Hugh Eakin reports on the Lahore LitFest in Pakistan. Lahore is a city “under siege.” Terrorist attacks led many intellectuals to leave, and security threats have caused international diplomats to abandon the area. “Checkpoints have become common, blackouts are frequent. And so it was that a group of Lahori intellectuals decided to fight back in the way they best know how: with words and books and open debate.”

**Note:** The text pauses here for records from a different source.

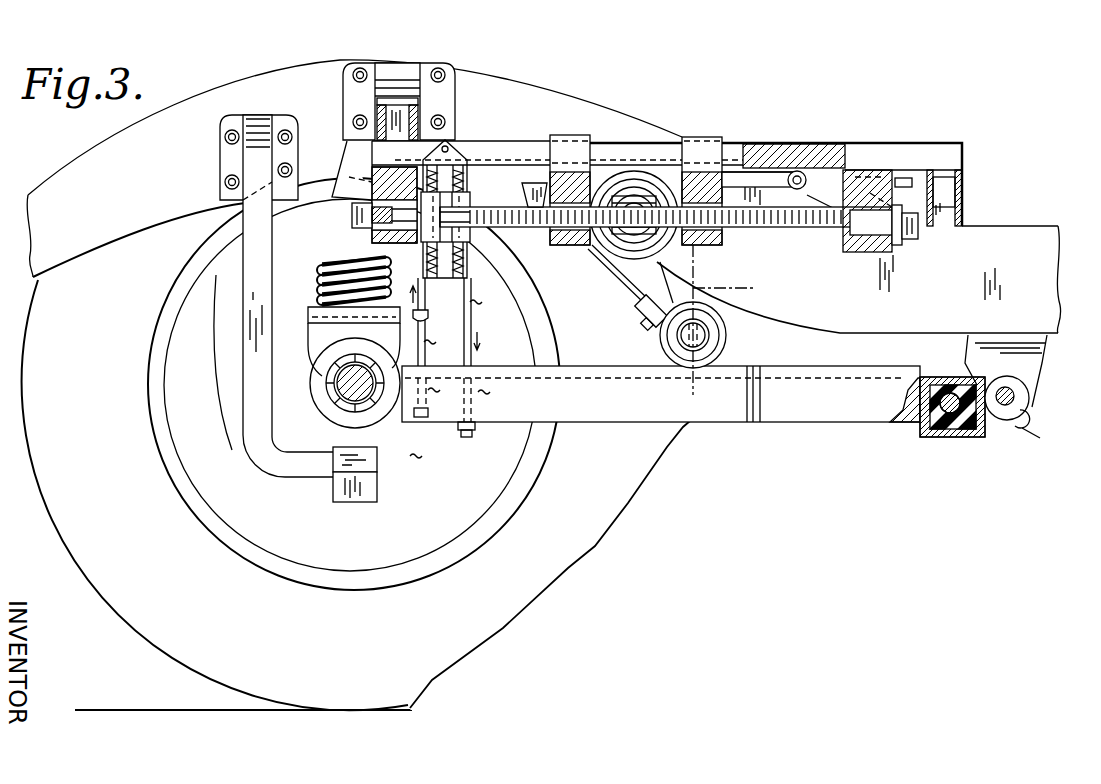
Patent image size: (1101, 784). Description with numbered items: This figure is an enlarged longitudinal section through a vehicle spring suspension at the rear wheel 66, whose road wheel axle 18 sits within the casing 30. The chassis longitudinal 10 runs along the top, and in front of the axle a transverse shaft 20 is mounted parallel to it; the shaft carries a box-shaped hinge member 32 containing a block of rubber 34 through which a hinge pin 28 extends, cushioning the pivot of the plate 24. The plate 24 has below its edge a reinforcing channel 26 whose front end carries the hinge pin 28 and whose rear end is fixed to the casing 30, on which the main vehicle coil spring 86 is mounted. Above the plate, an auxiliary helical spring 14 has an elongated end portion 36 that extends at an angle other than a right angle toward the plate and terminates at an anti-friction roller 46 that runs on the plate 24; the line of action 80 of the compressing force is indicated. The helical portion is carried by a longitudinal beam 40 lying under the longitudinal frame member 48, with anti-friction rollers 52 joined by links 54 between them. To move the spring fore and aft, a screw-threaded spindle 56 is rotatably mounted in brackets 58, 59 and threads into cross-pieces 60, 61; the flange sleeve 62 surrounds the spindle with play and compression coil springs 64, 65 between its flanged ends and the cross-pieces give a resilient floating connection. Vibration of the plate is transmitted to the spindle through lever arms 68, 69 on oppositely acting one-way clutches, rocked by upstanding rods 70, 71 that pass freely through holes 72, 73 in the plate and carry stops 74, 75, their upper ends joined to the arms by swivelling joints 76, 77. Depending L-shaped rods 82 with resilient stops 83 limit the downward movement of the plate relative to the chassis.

The longitudinal 10 is at (99, 151).
The auxiliary helical spring 14 is at (647, 170).
The road wheel axle 18 is at (337, 410).
The transverse shaft 20 is at (1021, 420).
The plate 24 is at (812, 377).
The reinforcing channel 26 is at (773, 423).
The hinge pin 28 is at (940, 432).
The casing 30 is at (333, 390).
The hinge member 32 is at (937, 377).
The block of rubber 34 is at (962, 435).
The elongated end portion 36 is at (628, 268).
The longitudinal beam 40 is at (823, 192).
The anti-friction roller 46 is at (726, 337).
The longitudinal frame member 48 is at (510, 132).
The anti-friction roller 52 is at (797, 167).
The link 54 is at (730, 173).
The screw-threaded spindle 56 is at (793, 233).
The bracket 58 is at (890, 246).
The bracket 59 is at (370, 236).
The cross-piece 60 is at (565, 135).
The cross-piece 61 is at (702, 137).
The flange sleeve 62 is at (643, 193).
The compression coil spring 64 is at (608, 240).
The compression coil spring 65 is at (700, 262).
The rear wheel 66 is at (113, 612).
The lever arm 68 is at (372, 157).
The lever arm 69 is at (468, 152).
The upstanding rod 70 is at (426, 293).
The upstanding rod 71 is at (475, 293).
The hole 72 is at (422, 374).
The hole 73 is at (472, 374).
The stop 74 is at (422, 325).
The stop 75 is at (458, 432).
The swivelling joint 76 is at (347, 172).
The swivelling joint 77 is at (522, 196).
The line of action 80 is at (745, 320).
The L-shaped rod 82 is at (257, 387).
The resilient stop 83 is at (377, 467).
The main vehicle coil spring 86 is at (320, 287).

Author Joe McGinnis died on Monday at the age of 71. McGinnis was the author of The Selling of the President and, perhaps most famously, the true-crime blockbuster Fatal Vision, about the murder trial of Dr. Jeffrey MacDonald. While researching the latter book, McGinnis gained access to MacDonald by pretending to believe that the doctor was innocent; but the book argued that Macdonald was a killer and a sociopath. MacDonald’s efforts to sue McGinnis became the inspiration for Janet Malcolm’s The Journalist and the Murderer, which features the famous line: “”Every journalist who is not too stupid or too full of himself to notice what is going on knows that what he does is morally indefensible.”
The Guardian has hired author and Feministing.com founder Jessica Valenti as a columnist for the publication’s US branch—and several more op-ed page hires are said to be imminent.
Tonight, the National Book Critics Circle will announce the winners of its annual award.
At the New Republic, David Remnick talks with Isaac Chotiner about “difficult writers, Obama’s shortcomings, and learning from Anna Wintour.”